Sunlight on the Horizon

Bill Clinton threw more sawdust into the eyes of the American people at the Democrat convention, when he said, "No President -- not me or any of my predecessors -- could have repaired all the damage in just four years."

The truth is that economic recovery is long overdue. Since the Great Depression, and before this latest spooky downturn, recessions in America have lasted an average of 10 months, with the longest previously being 16 months. But we are now 57 months after the last recession started, and still there is no real recovery. They can't say that is because the recession was so bad, because the American historical experience is the worse the recession the stronger the recovery. Based on this experience, we should be in the third year of a booming economic recovery by now.

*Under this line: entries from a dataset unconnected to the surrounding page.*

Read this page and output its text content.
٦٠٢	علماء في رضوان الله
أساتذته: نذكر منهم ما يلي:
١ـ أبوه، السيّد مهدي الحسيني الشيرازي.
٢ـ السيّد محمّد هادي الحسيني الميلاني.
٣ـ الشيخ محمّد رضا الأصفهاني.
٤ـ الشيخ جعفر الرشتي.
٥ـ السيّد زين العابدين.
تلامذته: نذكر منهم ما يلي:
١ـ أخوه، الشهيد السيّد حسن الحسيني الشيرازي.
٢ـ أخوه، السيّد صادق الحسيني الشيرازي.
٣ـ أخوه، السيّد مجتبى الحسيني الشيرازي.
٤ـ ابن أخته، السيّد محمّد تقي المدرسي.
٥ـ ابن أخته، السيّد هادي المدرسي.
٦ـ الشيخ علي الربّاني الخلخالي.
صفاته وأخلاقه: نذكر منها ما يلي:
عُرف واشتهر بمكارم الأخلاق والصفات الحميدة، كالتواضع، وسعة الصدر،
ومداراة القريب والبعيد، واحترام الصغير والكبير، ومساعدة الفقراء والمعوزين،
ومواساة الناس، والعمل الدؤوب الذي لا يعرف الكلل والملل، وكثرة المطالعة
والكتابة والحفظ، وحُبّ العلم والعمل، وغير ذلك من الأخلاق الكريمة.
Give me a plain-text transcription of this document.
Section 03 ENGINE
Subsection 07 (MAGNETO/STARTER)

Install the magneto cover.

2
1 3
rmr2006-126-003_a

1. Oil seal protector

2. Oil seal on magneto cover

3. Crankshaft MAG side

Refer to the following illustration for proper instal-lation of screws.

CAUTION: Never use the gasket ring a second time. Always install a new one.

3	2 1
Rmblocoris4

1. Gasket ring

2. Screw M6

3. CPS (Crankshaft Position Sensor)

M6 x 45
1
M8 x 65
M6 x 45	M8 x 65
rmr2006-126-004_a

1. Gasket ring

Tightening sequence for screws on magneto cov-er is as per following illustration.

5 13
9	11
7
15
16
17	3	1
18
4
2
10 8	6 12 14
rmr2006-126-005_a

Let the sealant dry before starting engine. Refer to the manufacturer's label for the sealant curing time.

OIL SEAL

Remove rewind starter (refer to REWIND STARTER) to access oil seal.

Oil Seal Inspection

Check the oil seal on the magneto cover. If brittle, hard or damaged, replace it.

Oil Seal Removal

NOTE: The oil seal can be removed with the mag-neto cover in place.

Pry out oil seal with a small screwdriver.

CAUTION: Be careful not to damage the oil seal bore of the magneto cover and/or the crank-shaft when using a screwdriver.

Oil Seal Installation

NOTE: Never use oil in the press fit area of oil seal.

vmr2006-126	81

Sure Obama apologists have tried to argue based on experience in Third World countries going back as far as 800 years that this time is different because this was a "financial crisis." But that has not been the American experience, which has been as described above. Moreover, every recession involves some form of financial crisis.

This is why the truth is that a raging economic recovery boom will begin the day Obama is defeated, and the death pall of outdated, braindead Marxism is removed from the face of America.